Then you’ll need to acquire the necessary components: TV, receiver, DVD player, speakers. Finally, you’ll have to put it all together. Throughout the process, remember that in the end what’s important is not snazzy new technology or killer specs but how comfortable and enjoyable your home theater is. This is the guide you’re looking for, from layout to choosing curtains and the most important part of the set, the projector itself.
Projectors are the kind of device where you really do get what you pay for. Regardless of your budget, it will be the most expensive purchase in your home theatre system. Never purchase a projector blind – if you can’t find a demo room locally, then make sure you find high quality photographs, videos, reviews and comparisons online from sources you trust.
Most projectors will be either 720p or 1080p, with a few hundred dollars in price difference. Remember that with a big image, you’re really going to notice that difference in resolution – so if you can afford it and plan on projecting onto a large screen, you’re really going to appreciate spending a little more. Make sure you’re buying a projector that actually projects at 1080p, instead of one that just “supports 1080p” – which means the signal is downgraded to something lower.
One specification you’ll see quoted very often is the lumen value (except where it’s so low as to be shameful). Lumen is a measure of amount of light emitted by the projector; in layman’s terms, the brightness. A low lumen value – 1500 or less – will only be visible in a dark room. 3000 lumen and higher will be visible in daylight, but truthfully any projected image will look better when there’s less ambient light.
Another key point to pay particular attention to is the life of the bulb and cost of replacement.
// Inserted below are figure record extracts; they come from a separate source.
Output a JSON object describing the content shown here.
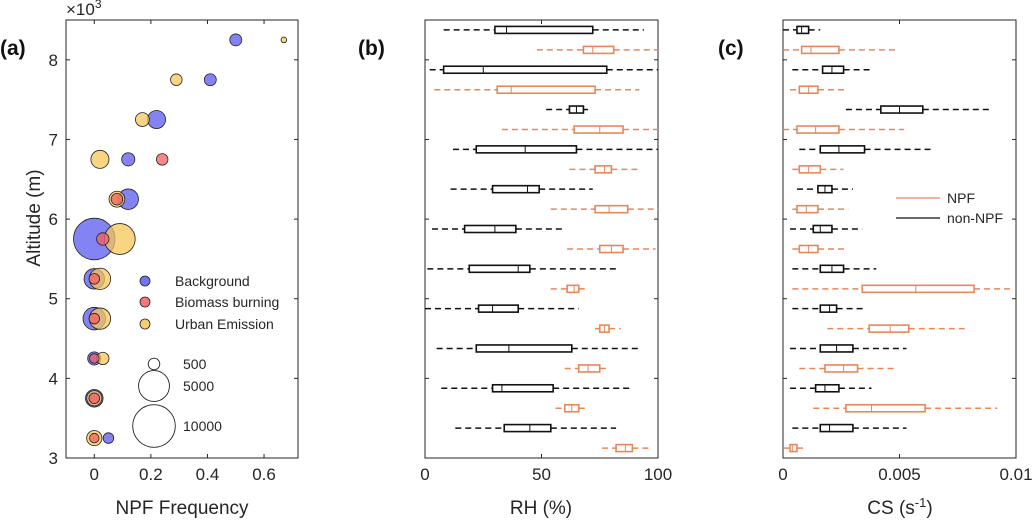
{
  "colors": {
    "background": "#5a5af0",
    "biomass": "#f26060",
    "urban": "#f5c55a",
    "npf_box": "#e8875a",
    "non_npf_box": "#111111",
    "axis": "#262626"
  },
  "chart_data": [
    {
      "id": "a",
      "type": "scatter",
      "panel_label": "(a)",
      "xlabel": "NPF Frequency",
      "ylabel": "Altitude (m)",
      "y_exponent": "×10",
      "y_exponent_power": "3",
      "xlim": [
        -0.1,
        0.72
      ],
      "ylim": [
        3000,
        8500
      ],
      "xticks": [
        0,
        0.2,
        0.4,
        0.6
      ],
      "xtick_labels": [
        "0",
        "0.2",
        "0.4",
        "0.6"
      ],
      "yticks": [
        3000,
        4000,
        5000,
        6000,
        7000,
        8000
      ],
      "ytick_labels": [
        "3",
        "4",
        "5",
        "6",
        "7",
        "8"
      ],
      "legend": {
        "placement": "right-middle",
        "series": [
          "Background",
          "Biomass burning",
          "Urban Emission"
        ],
        "sizes": [
          500,
          5000,
          10000
        ],
        "size_labels": [
          "500",
          "5000",
          "10000"
        ]
      },
      "series": [
        {
          "name": "Background",
          "color_key": "background",
          "points": [
            {
              "x": 0.5,
              "y": 8250,
              "size": 550
            },
            {
              "x": 0.41,
              "y": 7750,
              "size": 550
            },
            {
              "x": 0.22,
              "y": 7250,
              "size": 1500
            },
            {
              "x": 0.12,
              "y": 6750,
              "size": 700
            },
            {
              "x": 0.12,
              "y": 6250,
              "size": 2000
            },
            {
              "x": 0.0,
              "y": 5750,
              "size": 9500
            },
            {
              "x": 0.0,
              "y": 5250,
              "size": 2000
            },
            {
              "x": 0.0,
              "y": 4750,
              "size": 2500
            },
            {
              "x": 0.0,
              "y": 4250,
              "size": 700
            },
            {
              "x": 0.0,
              "y": 3750,
              "size": 1400
            },
            {
              "x": 0.05,
              "y": 3250,
              "size": 400
            }
          ]
        },
        {
          "name": "Biomass burning",
          "color_key": "biomass",
          "points": [
            {
              "x": 0.24,
              "y": 6750,
              "size": 500
            },
            {
              "x": 0.08,
              "y": 6250,
              "size": 500
            },
            {
              "x": 0.03,
              "y": 5750,
              "size": 600
            },
            {
              "x": 0.0,
              "y": 5250,
              "size": 400
            },
            {
              "x": 0.0,
              "y": 4750,
              "size": 400
            },
            {
              "x": 0.0,
              "y": 4250,
              "size": 300
            },
            {
              "x": 0.0,
              "y": 3750,
              "size": 400
            },
            {
              "x": 0.0,
              "y": 3250,
              "size": 300
            }
          ]
        },
        {
          "name": "Urban Emission",
          "color_key": "urban",
          "points": [
            {
              "x": 0.67,
              "y": 8250,
              "size": 60
            },
            {
              "x": 0.29,
              "y": 7750,
              "size": 500
            },
            {
              "x": 0.17,
              "y": 7250,
              "size": 800
            },
            {
              "x": 0.02,
              "y": 6750,
              "size": 1500
            },
            {
              "x": 0.08,
              "y": 6250,
              "size": 1100
            },
            {
              "x": 0.09,
              "y": 5750,
              "size": 5000
            },
            {
              "x": 0.02,
              "y": 5250,
              "size": 2200
            },
            {
              "x": 0.02,
              "y": 4750,
              "size": 2200
            },
            {
              "x": 0.03,
              "y": 4250,
              "size": 600
            },
            {
              "x": 0.0,
              "y": 3750,
              "size": 1000
            },
            {
              "x": 0.0,
              "y": 3250,
              "size": 1000
            }
          ]
        }
      ]
    },
    {
      "id": "b",
      "type": "boxplot",
      "panel_label": "(b)",
      "xlabel": "RH (%)",
      "xlim": [
        0,
        100
      ],
      "xticks": [
        0,
        50,
        100
      ],
      "xtick_labels": [
        "0",
        "50",
        "100"
      ],
      "levels": [
        8250,
        7750,
        7250,
        6750,
        6250,
        5750,
        5250,
        4750,
        4250,
        3750,
        3250
      ],
      "non_npf": [
        {
          "wmin": 8,
          "q1": 30,
          "med": 35,
          "q3": 72,
          "wmax": 94
        },
        {
          "wmin": 2,
          "q1": 8,
          "med": 25,
          "q3": 78,
          "wmax": 100
        },
        {
          "wmin": 52,
          "q1": 62,
          "med": 65,
          "q3": 68,
          "wmax": 70
        },
        {
          "wmin": 12,
          "q1": 22,
          "med": 43,
          "q3": 65,
          "wmax": 100
        },
        {
          "wmin": 11,
          "q1": 29,
          "med": 44,
          "q3": 49,
          "wmax": 72
        },
        {
          "wmin": 3,
          "q1": 17,
          "med": 30,
          "q3": 39,
          "wmax": 60
        },
        {
          "wmin": 1,
          "q1": 19,
          "med": 40,
          "q3": 45,
          "wmax": 83
        },
        {
          "wmin": 0,
          "q1": 23,
          "med": 29,
          "q3": 40,
          "wmax": 66
        },
        {
          "wmin": 5,
          "q1": 22,
          "med": 36,
          "q3": 63,
          "wmax": 93
        },
        {
          "wmin": 7,
          "q1": 29,
          "med": 33,
          "q3": 55,
          "wmax": 88
        },
        {
          "wmin": 13,
          "q1": 34,
          "med": 45,
          "q3": 54,
          "wmax": 82
        }
      ],
      "npf": [
        {
          "wmin": 48,
          "q1": 68,
          "med": 72,
          "q3": 81,
          "wmax": 100
        },
        {
          "wmin": 4,
          "q1": 31,
          "med": 37,
          "q3": 73,
          "wmax": 92
        },
        {
          "wmin": 33,
          "q1": 64,
          "med": 75,
          "q3": 85,
          "wmax": 100
        },
        {
          "wmin": 62,
          "q1": 73,
          "med": 77,
          "q3": 80,
          "wmax": 92
        },
        {
          "wmin": 54,
          "q1": 73,
          "med": 79,
          "q3": 87,
          "wmax": 100
        },
        {
          "wmin": 61,
          "q1": 75,
          "med": 80,
          "q3": 85,
          "wmax": 99
        },
        {
          "wmin": 54,
          "q1": 61,
          "med": 64,
          "q3": 66,
          "wmax": 70
        },
        {
          "wmin": 73,
          "q1": 75,
          "med": 77,
          "q3": 79,
          "wmax": 84
        },
        {
          "wmin": 60,
          "q1": 66,
          "med": 70,
          "q3": 75,
          "wmax": 79
        },
        {
          "wmin": 56,
          "q1": 60,
          "med": 63,
          "q3": 66,
          "wmax": 69
        },
        {
          "wmin": 76,
          "q1": 82,
          "med": 86,
          "q3": 89,
          "wmax": 96
        }
      ]
    },
    {
      "id": "c",
      "type": "boxplot",
      "panel_label": "(c)",
      "xlabel": "CS (s",
      "xlabel_sup": "-1",
      "xlabel_end": ")",
      "xlim": [
        0,
        0.01
      ],
      "xticks": [
        0,
        0.005,
        0.01
      ],
      "xtick_labels": [
        "0",
        "0.005",
        "0.01"
      ],
      "levels": [
        8250,
        7750,
        7250,
        6750,
        6250,
        5750,
        5250,
        4750,
        4250,
        3750,
        3250
      ],
      "legend": {
        "placement": "right-middle",
        "entries": [
          "NPF",
          "non-NPF"
        ]
      },
      "non_npf": [
        {
          "wmin": 0.0,
          "q1": 0.0006,
          "med": 0.0008,
          "q3": 0.0011,
          "wmax": 0.0016
        },
        {
          "wmin": 0.0004,
          "q1": 0.0017,
          "med": 0.0021,
          "q3": 0.0026,
          "wmax": 0.0038
        },
        {
          "wmin": 0.0027,
          "q1": 0.0042,
          "med": 0.005,
          "q3": 0.006,
          "wmax": 0.0089
        },
        {
          "wmin": 0.0007,
          "q1": 0.0016,
          "med": 0.0024,
          "q3": 0.0035,
          "wmax": 0.0065
        },
        {
          "wmin": 0.0006,
          "q1": 0.0015,
          "med": 0.0018,
          "q3": 0.0021,
          "wmax": 0.003
        },
        {
          "wmin": 0.0003,
          "q1": 0.0013,
          "med": 0.0016,
          "q3": 0.0021,
          "wmax": 0.0034
        },
        {
          "wmin": 0.0004,
          "q1": 0.0016,
          "med": 0.0021,
          "q3": 0.0026,
          "wmax": 0.004
        },
        {
          "wmin": 0.0004,
          "q1": 0.0016,
          "med": 0.002,
          "q3": 0.0023,
          "wmax": 0.0035
        },
        {
          "wmin": 0.0003,
          "q1": 0.0016,
          "med": 0.0023,
          "q3": 0.003,
          "wmax": 0.0053
        },
        {
          "wmin": 0.0003,
          "q1": 0.0014,
          "med": 0.0018,
          "q3": 0.0024,
          "wmax": 0.0038
        },
        {
          "wmin": 0.0004,
          "q1": 0.0016,
          "med": 0.002,
          "q3": 0.003,
          "wmax": 0.0053
        }
      ],
      "npf": [
        {
          "wmin": 0.0,
          "q1": 0.0008,
          "med": 0.0012,
          "q3": 0.0024,
          "wmax": 0.0049
        },
        {
          "wmin": 0.0003,
          "q1": 0.0007,
          "med": 0.0011,
          "q3": 0.0015,
          "wmax": 0.0027
        },
        {
          "wmin": 0.0,
          "q1": 0.0006,
          "med": 0.0014,
          "q3": 0.0024,
          "wmax": 0.0052
        },
        {
          "wmin": 0.0004,
          "q1": 0.0007,
          "med": 0.0011,
          "q3": 0.0016,
          "wmax": 0.0026
        },
        {
          "wmin": 0.0004,
          "q1": 0.0006,
          "med": 0.001,
          "q3": 0.0015,
          "wmax": 0.0028
        },
        {
          "wmin": 0.0004,
          "q1": 0.0007,
          "med": 0.0011,
          "q3": 0.0015,
          "wmax": 0.0027
        },
        {
          "wmin": 0.0004,
          "q1": 0.0034,
          "med": 0.0057,
          "q3": 0.0082,
          "wmax": 0.0099
        },
        {
          "wmin": 0.0019,
          "q1": 0.0037,
          "med": 0.0046,
          "q3": 0.0054,
          "wmax": 0.0078
        },
        {
          "wmin": 0.0007,
          "q1": 0.0018,
          "med": 0.0026,
          "q3": 0.0032,
          "wmax": 0.0048
        },
        {
          "wmin": 0.0013,
          "q1": 0.0027,
          "med": 0.0038,
          "q3": 0.0061,
          "wmax": 0.0092
        },
        {
          "wmin": 0.0,
          "q1": 0.0003,
          "med": 0.0004,
          "q3": 0.0006,
          "wmax": 0.0009
        }
      ]
    }
  ]
}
Projectors use incredibly powerful bulbs and replacing them can cost up a third of the original price of the projector in some cases. Bulbs are rated by the number of hours they should last for; a few thousand, usually, so it should last a year to two years with moderate usage. If you’ve set up your home theatre room to be as dark as possible, you may be able to switch the projector into a lower power economy mode without too much detriment to the picture (in fact, some movie buffs say the full brightness is too blinding on some higher lumen models).
In addition to bulb replacements, you’ll need to clean the air filters every 3-6 month, replacing them if they’ve perished.
Finally, stay well away from any ultra-portable or LED-based projectors; they may last longer, but the image quality is horrendous and they typically have 10% of the lumen output of a bulb-based model.
A quick note on image ratios: widescreen means 16:9 ratio, great for gaming, movies and general use. Avoid older projectors that only have XGA, WXGA, and SXGA, as these are all 4:3 ratio and less than 108op resolution.